Studying a living cell, its finest structures and functions is a very difficult task, and only a combination of efforts and colossal work of cytologists, biochemists, physiologists, geneticists and biophysicists made it possible to study its structural elements in detail and determine their role.



– an elementary structural and functional unit of all living organisms. It can exist as a separate organism (bacteria, protozoa, algae, fungi) or as part of the tissues of multicellular animals, plants and fungi.

History of the study of cells. Cell theory.

The life activity of organisms at the cellular level is studied by the science of cytology or cell biology. The emergence of cytology as a science is closely related to the creation of cell theory, the broadest and most fundamental of all biological generalizations.

The history of the study of cells is inextricably linked with the development of research methods, primarily with the development of microscopic technology. The microscope was first used to study plant and animal tissues by the English physicist and botanist Robert Hooke (1665). While studying a section of the elderberry core plug, he discovered separate cavities - cells or cells.
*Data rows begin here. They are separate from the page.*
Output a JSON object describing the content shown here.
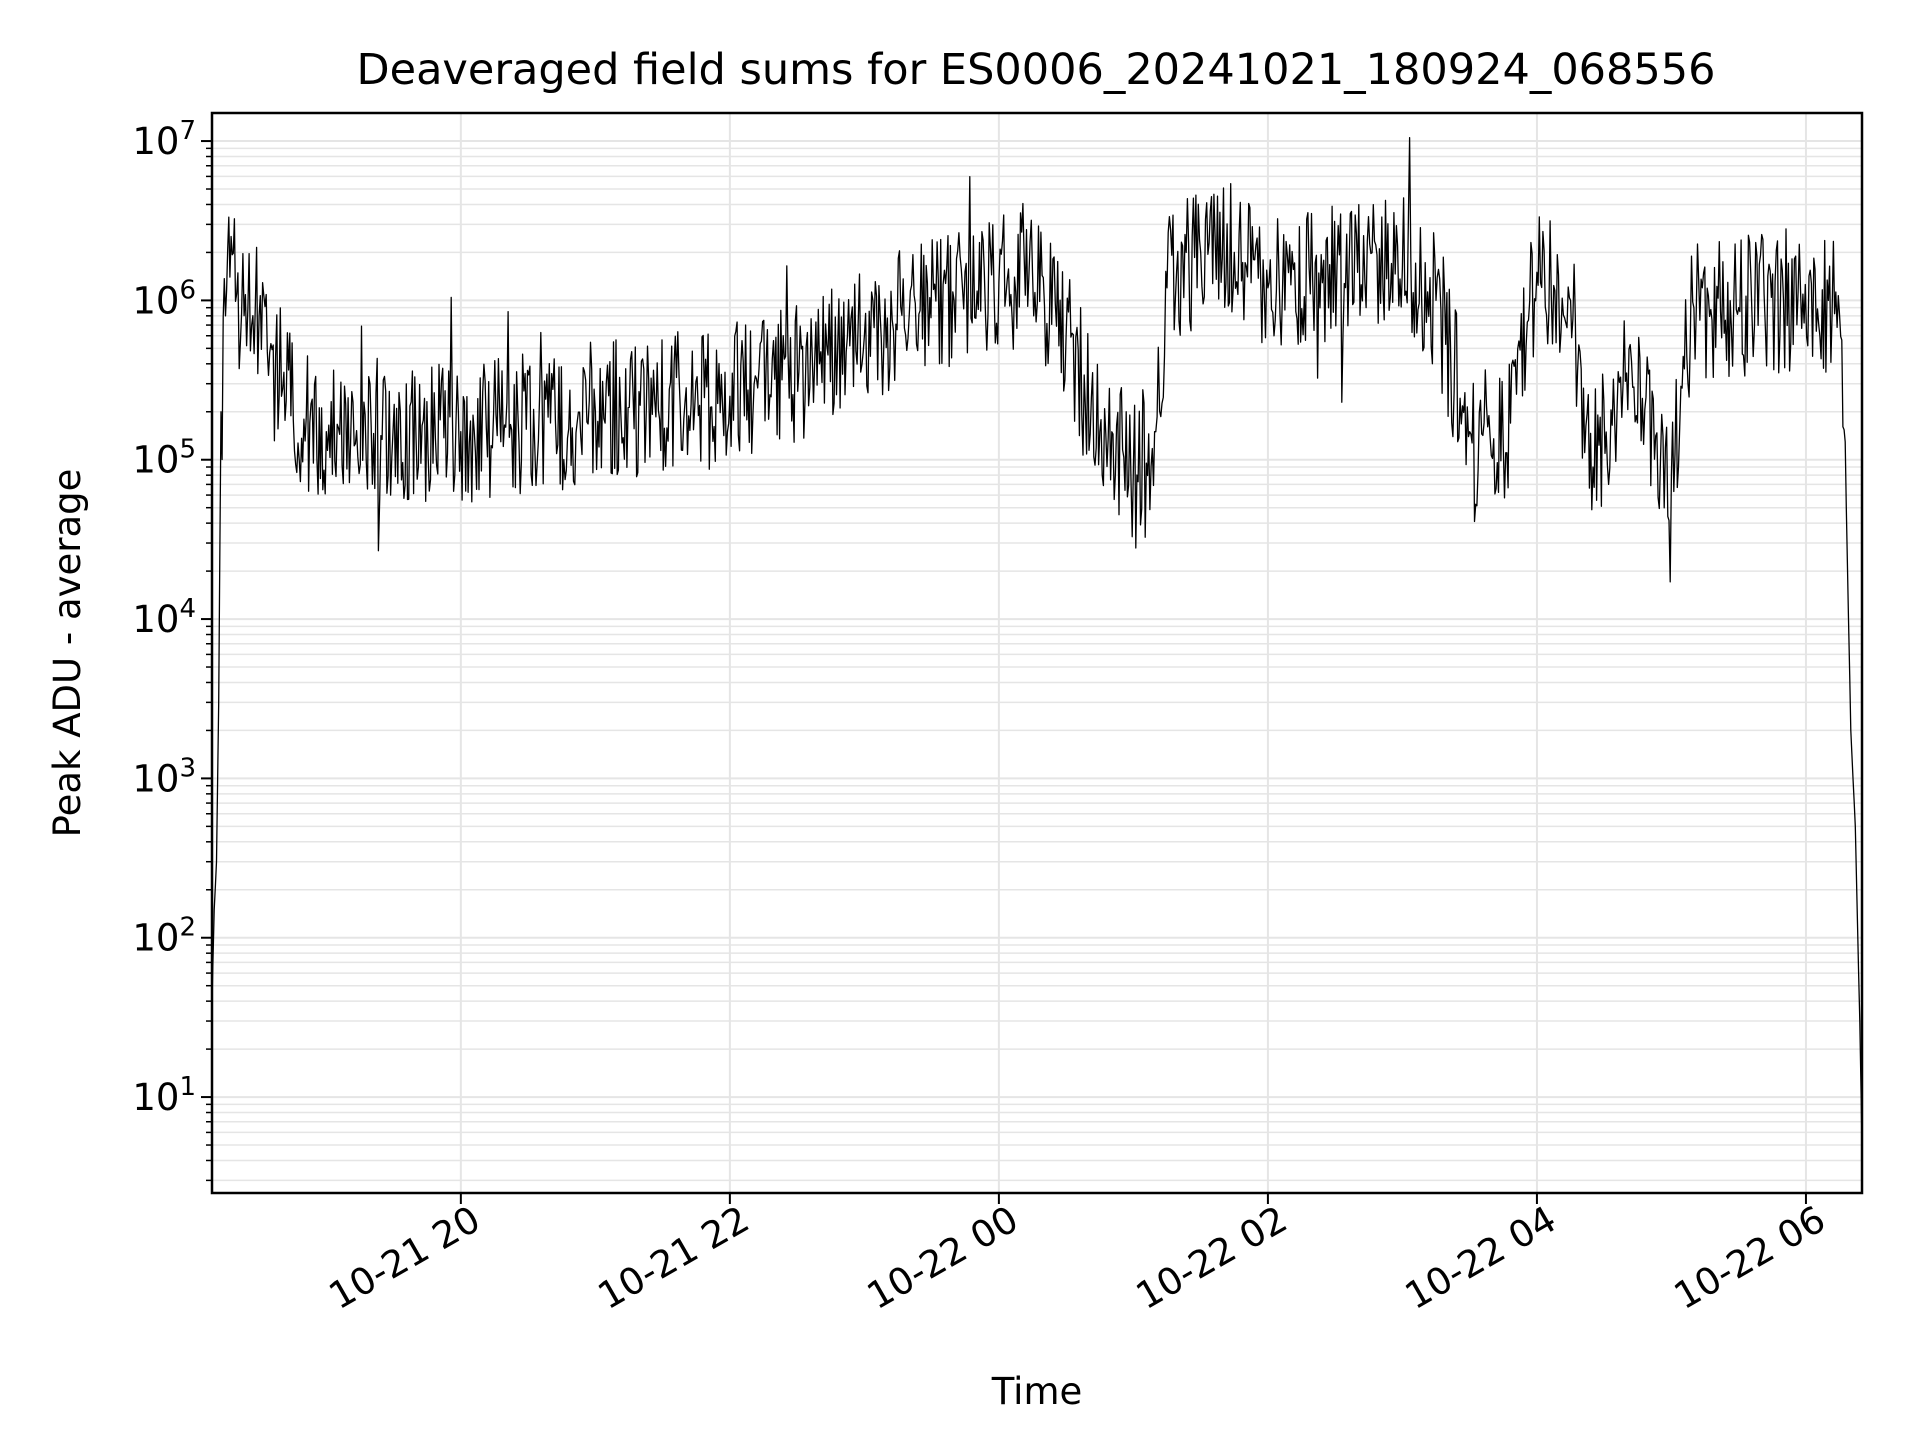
{
  "chart_data": {
    "type": "line",
    "title": "Deaveraged field sums for ES0006_20241021_180924_068556",
    "xlabel": "Time",
    "ylabel": "Peak ADU - average",
    "yscale": "log",
    "ylim": [
      2.5,
      15000000
    ],
    "xlim": [
      "2024-10-21 18:09",
      "2024-10-22 06:25"
    ],
    "x_ticks": [
      "10-21 20",
      "10-21 22",
      "10-22 00",
      "10-22 02",
      "10-22 04",
      "10-22 06"
    ],
    "x_tick_times": [
      "2024-10-21 20:00",
      "2024-10-21 22:00",
      "2024-10-22 00:00",
      "2024-10-22 02:00",
      "2024-10-22 04:00",
      "2024-10-22 06:00"
    ],
    "y_ticks": [
      {
        "base": "10",
        "exp": "1",
        "value": 10
      },
      {
        "base": "10",
        "exp": "2",
        "value": 100
      },
      {
        "base": "10",
        "exp": "3",
        "value": 1000
      },
      {
        "base": "10",
        "exp": "4",
        "value": 10000
      },
      {
        "base": "10",
        "exp": "5",
        "value": 100000
      },
      {
        "base": "10",
        "exp": "6",
        "value": 1000000
      },
      {
        "base": "10",
        "exp": "7",
        "value": 10000000
      }
    ],
    "grid": true,
    "line_color": "#000000",
    "grid_color": "#e5e5e5",
    "series": [
      {
        "x": [
          "2024-10-21 18:09",
          "2024-10-21 18:10",
          "2024-10-21 18:11",
          "2024-10-21 18:12",
          "2024-10-21 18:13",
          "2024-10-21 18:15",
          "2024-10-21 18:17",
          "2024-10-21 18:20",
          "2024-10-21 18:25",
          "2024-10-21 18:30",
          "2024-10-21 18:40",
          "2024-10-21 18:50",
          "2024-10-21 19:00",
          "2024-10-21 19:20",
          "2024-10-21 19:40",
          "2024-10-21 20:00",
          "2024-10-21 20:20",
          "2024-10-21 20:40",
          "2024-10-21 21:00",
          "2024-10-21 21:20",
          "2024-10-21 21:40",
          "2024-10-21 22:00",
          "2024-10-21 22:20",
          "2024-10-21 22:40",
          "2024-10-21 23:00",
          "2024-10-21 23:20",
          "2024-10-21 23:40",
          "2024-10-22 00:00",
          "2024-10-22 00:15",
          "2024-10-22 00:30",
          "2024-10-22 00:45",
          "2024-10-22 01:00",
          "2024-10-22 01:10",
          "2024-10-22 01:15",
          "2024-10-22 01:30",
          "2024-10-22 01:45",
          "2024-10-22 02:00",
          "2024-10-22 02:20",
          "2024-10-22 02:40",
          "2024-10-22 03:00",
          "2024-10-22 03:15",
          "2024-10-22 03:30",
          "2024-10-22 03:45",
          "2024-10-22 04:00",
          "2024-10-22 04:15",
          "2024-10-22 04:25",
          "2024-10-22 04:40",
          "2024-10-22 05:00",
          "2024-10-22 05:10",
          "2024-10-22 05:30",
          "2024-10-22 05:50",
          "2024-10-22 06:10",
          "2024-10-22 06:15",
          "2024-10-22 06:18",
          "2024-10-22 06:20",
          "2024-10-22 06:22",
          "2024-10-22 06:24",
          "2024-10-22 06:25"
        ],
        "y": [
          40,
          150,
          300,
          3000,
          200000,
          800000,
          1400000,
          1100000,
          900000,
          800000,
          250000,
          180000,
          150000,
          160000,
          140000,
          150000,
          160000,
          170000,
          200000,
          220000,
          230000,
          250000,
          320000,
          400000,
          600000,
          800000,
          1000000,
          1300000,
          1500000,
          600000,
          150000,
          90000,
          150000,
          1200000,
          2000000,
          2000000,
          1200000,
          1300000,
          1500000,
          1600000,
          1000000,
          150000,
          120000,
          1500000,
          1000000,
          90000,
          350000,
          80000,
          900000,
          900000,
          1000000,
          1000000,
          800000,
          50000,
          2000,
          500,
          30,
          5
        ]
      }
    ]
  }
}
In 1674, the famous Dutch researcher Anthony de Leeuwenhoek improved the microscope (magnified 270 times) and discovered single-celled organisms in a drop of water. He discovered bacteria in dental plaque, discovered and described red blood cells and sperm, and described the structure of the heart muscle from animal tissues.

  • 1827 - our compatriot K. Baer discovered the egg.
  • 1831 - English botanist Robert Brown described the nucleus in plant cells.
  • 1838 - German botanist Matthias Schleiden put forward the idea of ​​the identity of plant cells from the point of view of their development.
  • 1839 - German zoologist Theodor Schwann made the final generalization that plant and animal cells have a common structure. In his work “Microscopic Studies on the Correspondence in the Structure and Growth of Animals and Plants,” he formulated the cell theory, according to which cells are the structural and functional basis of living organisms.
  • 1858 - German pathologist Rudolf Virchow applied the cell theory in pathology and supplemented it with important provisions:

1) a new cell can only arise from a previous cell;

2) human diseases are based on a violation of the structure of cells.

Cell theory in its modern form includes three main provisions:

1) cell - the elementary structural, functional and genetic unit of all living things - the primary source of life.

2) new cells are formed as a result of the division of previous ones; A cell is an elementary unit of living development.

3) the structural and functional units of multicellular organisms are cells.

Cell theory has had a fruitful influence on all areas of biological research.